Kempton by Grant Lennox
An art project using historic old maps that were destined for disposal by Land Tasmania has become an Art Society of Tasmania Feature Artist Exhibition entitled “Beyond the Boundaries", scheduled for the Lady Franklin Gallery in Lenah Valley from September 4 until October 3.
The project was enthusiastically embraced by artists all around Tasmania, who used a treasure trove of historic plans as an art medium, with more than 100 of the old documents handed out State-wide.
Lichen on the rocks of the East Coast by Lucy Murfett
Copies of the original manuscripts of the Proclaimed Town Index Charts and Proclaimed Land District Index Charts, which documented the then current status of Crown dealings with Crown land and ranged from 1885 to 1948, were already archived sufficiently so Land Tasmania was required to dispose of the originals.
This gave Julian Gill, Land Tasmania's Manager Spatial Data and Products, an idea, which he took to his next door neighbour, Grant Lennox, a successful artist and member of the Art Society of Tasmania.
“With such amazing old plans, destruction would have been such a waste, so I asked Grant if they could be painted on as he had done some other artwork on vintage printed pages," Julian said. “Once Grant saw the maps and researched what some international artists had painted onto maps he was convinced that fellow artists would jump at the chance. Members of the Art Society of Tasmania were very interested in utilising them as an art project."
Chinese dragon at abandoned mine Magnet by Grant Lennox
Grant immediately embraced the concept, and proceeded to research the history of art on maps. He discovered the tradition goes back to the time of cave paintings, and was particularly impressive during the age of exploration, when artists, often monks, worked with explorers to create maps. They illustrated them with fabulous embellishments such as dragons and sea monsters to warn of dangers over the horizon, drawings of the explorer's vessels, and stories of animals seen during explorers' travels. Edges of maps often included angels among the clouds blowing the prevailing winds or other religious figures. Sculptors were also involved with the first known town plan of Rome sculpted onto 26 marble tablets which fitted together. Today, tourist maps often contain artists' illustrations highlighting local features or buildings.
Aerial survey-Wedge tailed eagle over north west by Grant Lennox
Grant proposed the idea to the Art Society of Tasmania, the oldest art society in Australia having formed in 1884, and also to the Launceston Art Society, which is almost as old, formed in 1892. Artists from both societies were keen to be involved, and thanks to Julian, Grant has delivered more than 100 documents to them, with the demand for more still great.
Grant explained that the old maps present both an exciting opportunity and an enjoyable challenge for an artist.
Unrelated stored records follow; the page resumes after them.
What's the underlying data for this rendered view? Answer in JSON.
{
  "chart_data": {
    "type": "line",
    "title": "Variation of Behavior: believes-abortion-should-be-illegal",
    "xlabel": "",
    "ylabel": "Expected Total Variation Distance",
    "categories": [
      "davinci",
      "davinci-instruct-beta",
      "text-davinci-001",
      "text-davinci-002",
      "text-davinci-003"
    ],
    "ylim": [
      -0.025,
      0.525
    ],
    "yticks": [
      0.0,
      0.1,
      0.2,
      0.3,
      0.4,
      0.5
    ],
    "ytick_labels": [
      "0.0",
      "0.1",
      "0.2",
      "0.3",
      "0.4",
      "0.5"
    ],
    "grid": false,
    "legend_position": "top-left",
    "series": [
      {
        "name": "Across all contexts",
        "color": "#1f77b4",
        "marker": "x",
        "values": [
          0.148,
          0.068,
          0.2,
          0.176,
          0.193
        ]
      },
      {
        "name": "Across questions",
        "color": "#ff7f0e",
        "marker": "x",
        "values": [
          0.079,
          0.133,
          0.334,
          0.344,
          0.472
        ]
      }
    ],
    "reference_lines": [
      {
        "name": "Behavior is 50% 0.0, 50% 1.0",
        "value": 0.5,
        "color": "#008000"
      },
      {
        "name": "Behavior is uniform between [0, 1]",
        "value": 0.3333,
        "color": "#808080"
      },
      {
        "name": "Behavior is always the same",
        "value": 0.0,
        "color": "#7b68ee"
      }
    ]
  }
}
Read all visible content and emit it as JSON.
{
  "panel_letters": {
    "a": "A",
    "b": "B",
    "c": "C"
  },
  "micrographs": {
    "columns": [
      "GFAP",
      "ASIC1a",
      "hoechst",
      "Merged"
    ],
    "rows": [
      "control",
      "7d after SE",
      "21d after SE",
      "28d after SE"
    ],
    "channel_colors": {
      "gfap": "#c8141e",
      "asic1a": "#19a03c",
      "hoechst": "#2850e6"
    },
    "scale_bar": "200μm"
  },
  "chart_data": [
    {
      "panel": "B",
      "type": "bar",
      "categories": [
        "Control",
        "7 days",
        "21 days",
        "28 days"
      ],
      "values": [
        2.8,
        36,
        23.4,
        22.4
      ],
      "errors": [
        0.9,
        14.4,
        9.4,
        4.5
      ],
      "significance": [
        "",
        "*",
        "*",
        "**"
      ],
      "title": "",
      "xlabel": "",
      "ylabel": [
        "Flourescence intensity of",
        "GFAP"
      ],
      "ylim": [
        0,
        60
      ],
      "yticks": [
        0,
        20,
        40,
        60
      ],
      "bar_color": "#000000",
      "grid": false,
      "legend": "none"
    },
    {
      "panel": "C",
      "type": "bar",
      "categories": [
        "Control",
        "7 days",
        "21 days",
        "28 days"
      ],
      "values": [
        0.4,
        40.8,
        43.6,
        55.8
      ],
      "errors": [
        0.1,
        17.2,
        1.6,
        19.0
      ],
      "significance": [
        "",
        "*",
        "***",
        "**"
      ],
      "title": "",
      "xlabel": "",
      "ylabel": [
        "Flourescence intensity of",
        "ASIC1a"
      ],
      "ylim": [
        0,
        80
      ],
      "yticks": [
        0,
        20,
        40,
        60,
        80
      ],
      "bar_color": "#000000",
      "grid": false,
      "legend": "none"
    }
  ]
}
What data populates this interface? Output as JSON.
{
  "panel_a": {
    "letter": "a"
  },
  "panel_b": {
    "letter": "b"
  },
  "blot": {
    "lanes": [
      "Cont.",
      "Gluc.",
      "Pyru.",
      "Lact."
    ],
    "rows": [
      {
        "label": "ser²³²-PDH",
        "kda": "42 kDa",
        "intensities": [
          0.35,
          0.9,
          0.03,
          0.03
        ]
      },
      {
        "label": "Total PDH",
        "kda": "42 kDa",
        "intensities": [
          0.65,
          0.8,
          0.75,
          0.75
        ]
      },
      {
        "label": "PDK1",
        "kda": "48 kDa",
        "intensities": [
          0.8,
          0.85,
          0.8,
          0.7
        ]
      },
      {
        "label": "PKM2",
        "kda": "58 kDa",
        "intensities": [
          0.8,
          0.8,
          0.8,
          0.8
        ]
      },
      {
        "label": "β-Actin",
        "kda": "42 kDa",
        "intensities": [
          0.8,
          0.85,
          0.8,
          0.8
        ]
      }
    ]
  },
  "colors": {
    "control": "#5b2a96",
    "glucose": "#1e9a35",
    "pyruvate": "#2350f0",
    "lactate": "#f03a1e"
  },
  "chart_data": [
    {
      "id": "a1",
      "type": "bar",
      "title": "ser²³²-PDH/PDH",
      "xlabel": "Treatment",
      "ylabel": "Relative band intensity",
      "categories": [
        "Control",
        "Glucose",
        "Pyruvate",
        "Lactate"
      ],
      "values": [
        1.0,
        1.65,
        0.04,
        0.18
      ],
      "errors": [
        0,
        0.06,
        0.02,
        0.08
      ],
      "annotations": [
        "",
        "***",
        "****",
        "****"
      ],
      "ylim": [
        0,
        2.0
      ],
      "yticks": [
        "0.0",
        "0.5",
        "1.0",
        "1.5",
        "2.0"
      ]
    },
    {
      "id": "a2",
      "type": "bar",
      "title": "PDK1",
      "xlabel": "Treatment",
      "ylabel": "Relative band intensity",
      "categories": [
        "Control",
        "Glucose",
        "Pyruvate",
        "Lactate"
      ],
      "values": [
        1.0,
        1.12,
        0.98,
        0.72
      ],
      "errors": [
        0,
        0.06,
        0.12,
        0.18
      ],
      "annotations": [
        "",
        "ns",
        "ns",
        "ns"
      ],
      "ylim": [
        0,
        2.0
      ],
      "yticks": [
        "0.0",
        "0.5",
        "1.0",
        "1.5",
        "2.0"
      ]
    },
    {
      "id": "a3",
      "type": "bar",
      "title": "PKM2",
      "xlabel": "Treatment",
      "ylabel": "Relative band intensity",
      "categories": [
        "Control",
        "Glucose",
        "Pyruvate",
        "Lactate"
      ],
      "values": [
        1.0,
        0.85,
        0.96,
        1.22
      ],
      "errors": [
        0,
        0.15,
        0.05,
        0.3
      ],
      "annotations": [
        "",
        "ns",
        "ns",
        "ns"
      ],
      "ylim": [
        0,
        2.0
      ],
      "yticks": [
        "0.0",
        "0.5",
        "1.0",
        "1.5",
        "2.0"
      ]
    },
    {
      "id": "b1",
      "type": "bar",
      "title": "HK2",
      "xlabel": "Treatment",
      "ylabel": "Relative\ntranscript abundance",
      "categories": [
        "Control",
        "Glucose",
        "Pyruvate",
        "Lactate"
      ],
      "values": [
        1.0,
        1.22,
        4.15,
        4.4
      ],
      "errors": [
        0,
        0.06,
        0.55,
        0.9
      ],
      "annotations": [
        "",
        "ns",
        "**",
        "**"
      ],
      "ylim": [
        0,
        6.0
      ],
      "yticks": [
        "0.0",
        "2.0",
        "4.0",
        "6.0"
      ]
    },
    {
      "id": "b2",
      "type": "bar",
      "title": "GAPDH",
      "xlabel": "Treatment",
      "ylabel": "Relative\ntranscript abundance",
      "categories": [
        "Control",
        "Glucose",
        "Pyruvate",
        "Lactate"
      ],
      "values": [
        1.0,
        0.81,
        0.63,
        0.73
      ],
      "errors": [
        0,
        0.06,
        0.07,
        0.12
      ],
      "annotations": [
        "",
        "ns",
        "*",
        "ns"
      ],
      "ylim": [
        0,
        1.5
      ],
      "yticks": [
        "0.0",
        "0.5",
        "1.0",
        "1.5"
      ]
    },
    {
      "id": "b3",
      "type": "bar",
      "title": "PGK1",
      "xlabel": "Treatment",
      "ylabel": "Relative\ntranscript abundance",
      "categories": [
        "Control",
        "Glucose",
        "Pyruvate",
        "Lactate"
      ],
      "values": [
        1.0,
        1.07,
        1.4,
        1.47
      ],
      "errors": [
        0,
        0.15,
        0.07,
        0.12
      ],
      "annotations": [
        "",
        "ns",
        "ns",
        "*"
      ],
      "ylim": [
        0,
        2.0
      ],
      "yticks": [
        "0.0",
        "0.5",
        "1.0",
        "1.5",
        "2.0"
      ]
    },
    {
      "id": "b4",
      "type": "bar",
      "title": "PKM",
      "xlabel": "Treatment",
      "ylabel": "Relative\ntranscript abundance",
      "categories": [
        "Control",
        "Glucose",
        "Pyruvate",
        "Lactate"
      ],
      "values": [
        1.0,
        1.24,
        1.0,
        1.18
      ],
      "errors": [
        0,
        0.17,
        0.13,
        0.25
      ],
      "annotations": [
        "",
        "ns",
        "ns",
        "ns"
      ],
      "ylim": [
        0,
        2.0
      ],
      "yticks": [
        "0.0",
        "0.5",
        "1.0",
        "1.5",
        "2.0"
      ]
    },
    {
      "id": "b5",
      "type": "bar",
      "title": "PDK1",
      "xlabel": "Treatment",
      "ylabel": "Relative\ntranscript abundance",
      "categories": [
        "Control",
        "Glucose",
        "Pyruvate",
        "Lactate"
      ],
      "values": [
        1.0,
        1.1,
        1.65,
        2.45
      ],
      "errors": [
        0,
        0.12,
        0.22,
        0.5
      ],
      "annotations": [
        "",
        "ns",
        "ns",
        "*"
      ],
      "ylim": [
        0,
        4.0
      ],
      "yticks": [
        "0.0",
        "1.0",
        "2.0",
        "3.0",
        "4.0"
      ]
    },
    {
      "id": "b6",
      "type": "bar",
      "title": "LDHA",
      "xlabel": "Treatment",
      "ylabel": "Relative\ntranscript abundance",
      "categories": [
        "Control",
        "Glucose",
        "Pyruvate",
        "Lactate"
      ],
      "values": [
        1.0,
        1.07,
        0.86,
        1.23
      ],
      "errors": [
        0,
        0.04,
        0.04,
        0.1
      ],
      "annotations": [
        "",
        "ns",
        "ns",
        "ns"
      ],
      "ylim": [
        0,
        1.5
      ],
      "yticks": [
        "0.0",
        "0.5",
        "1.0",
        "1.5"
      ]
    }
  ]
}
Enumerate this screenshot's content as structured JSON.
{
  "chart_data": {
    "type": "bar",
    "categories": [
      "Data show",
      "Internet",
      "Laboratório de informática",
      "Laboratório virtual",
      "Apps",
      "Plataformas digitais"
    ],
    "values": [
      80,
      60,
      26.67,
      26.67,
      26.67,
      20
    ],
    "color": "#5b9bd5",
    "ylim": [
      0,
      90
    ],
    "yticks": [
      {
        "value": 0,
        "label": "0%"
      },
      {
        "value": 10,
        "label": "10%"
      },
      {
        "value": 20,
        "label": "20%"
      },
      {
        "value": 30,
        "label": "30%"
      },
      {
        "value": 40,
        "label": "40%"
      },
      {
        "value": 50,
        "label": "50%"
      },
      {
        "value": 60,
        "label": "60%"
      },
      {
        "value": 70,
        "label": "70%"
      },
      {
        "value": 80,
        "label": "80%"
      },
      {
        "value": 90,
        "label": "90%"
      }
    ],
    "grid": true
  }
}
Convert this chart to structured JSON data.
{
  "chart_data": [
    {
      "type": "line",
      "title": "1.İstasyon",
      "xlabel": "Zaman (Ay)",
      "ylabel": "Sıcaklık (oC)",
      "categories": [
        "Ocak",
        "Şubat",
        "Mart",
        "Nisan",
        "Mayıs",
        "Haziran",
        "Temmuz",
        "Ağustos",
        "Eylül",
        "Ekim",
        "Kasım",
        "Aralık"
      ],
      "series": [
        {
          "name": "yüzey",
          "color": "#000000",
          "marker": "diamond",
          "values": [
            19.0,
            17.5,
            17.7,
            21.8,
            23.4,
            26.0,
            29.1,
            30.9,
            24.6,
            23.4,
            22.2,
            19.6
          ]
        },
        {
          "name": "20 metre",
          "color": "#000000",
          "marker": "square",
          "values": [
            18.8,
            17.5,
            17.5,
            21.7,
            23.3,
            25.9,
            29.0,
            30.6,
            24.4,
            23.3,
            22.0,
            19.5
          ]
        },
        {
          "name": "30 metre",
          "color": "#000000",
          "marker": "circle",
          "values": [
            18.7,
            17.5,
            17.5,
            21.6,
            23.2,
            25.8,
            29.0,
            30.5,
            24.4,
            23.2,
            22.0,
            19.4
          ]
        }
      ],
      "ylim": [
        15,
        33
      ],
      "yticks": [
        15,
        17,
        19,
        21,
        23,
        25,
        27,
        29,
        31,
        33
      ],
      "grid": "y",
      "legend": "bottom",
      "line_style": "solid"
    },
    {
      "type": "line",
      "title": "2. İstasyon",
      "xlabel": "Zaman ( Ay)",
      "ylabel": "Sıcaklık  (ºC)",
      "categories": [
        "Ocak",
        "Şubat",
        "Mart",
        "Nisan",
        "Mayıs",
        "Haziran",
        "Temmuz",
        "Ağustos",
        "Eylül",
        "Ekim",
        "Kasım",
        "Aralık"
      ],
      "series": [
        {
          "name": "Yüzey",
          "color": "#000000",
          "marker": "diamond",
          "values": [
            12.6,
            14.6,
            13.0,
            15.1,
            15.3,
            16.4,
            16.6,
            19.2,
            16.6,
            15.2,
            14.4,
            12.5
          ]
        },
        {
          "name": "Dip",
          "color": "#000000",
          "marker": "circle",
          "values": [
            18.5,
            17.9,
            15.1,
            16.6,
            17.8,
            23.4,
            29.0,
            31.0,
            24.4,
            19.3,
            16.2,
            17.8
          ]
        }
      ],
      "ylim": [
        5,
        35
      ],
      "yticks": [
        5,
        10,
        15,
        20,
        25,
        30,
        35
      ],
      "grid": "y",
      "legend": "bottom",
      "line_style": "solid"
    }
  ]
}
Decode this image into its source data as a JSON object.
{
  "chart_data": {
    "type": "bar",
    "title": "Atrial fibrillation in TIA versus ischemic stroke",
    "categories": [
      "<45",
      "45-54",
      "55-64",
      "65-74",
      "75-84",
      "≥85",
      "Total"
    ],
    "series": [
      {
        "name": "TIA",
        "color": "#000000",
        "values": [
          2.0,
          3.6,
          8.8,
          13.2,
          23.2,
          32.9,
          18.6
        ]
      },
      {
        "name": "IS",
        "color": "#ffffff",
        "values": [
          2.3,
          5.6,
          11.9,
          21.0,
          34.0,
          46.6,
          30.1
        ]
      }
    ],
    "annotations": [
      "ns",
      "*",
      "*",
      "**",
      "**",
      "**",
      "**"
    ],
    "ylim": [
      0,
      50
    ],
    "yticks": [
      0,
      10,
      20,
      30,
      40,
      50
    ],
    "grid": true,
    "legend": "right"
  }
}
Although they vary in size from A3 to A1, many of the maps are big, up to 90cm by 60cm, so while there is a lot of space to work on, considerable imagination is also needed.
Grant's imagination has proven up to the task, with works for the exhibition including a map of Kempton as a quilt with an old sewing machine, and a map of the west coast town of Magnet, a small settlement by a silver mine, painted as a Chinese dragon in honour of the Chinese miners who came to Tasmania in previous centuries.
Bicheno by Mel Hills
An exhibition of the art on maps by members of the Art Society of Tasmania is scheduled for September at its headquarters, the splendid Lady Franklin Gallery in Lenah Valley, a grand sandstone building designed like a Greek Temple which opened in 1843. Ironically the former Lieutenant Governor Sir John Franklin, whose wife championed the arts in colonial times perished along with his crew on a voyage of discovery to find and then make a map of a Northwest passage through the Canadian artic.
Plans for an exhibition by members of the Launceston Art Society are also in motion.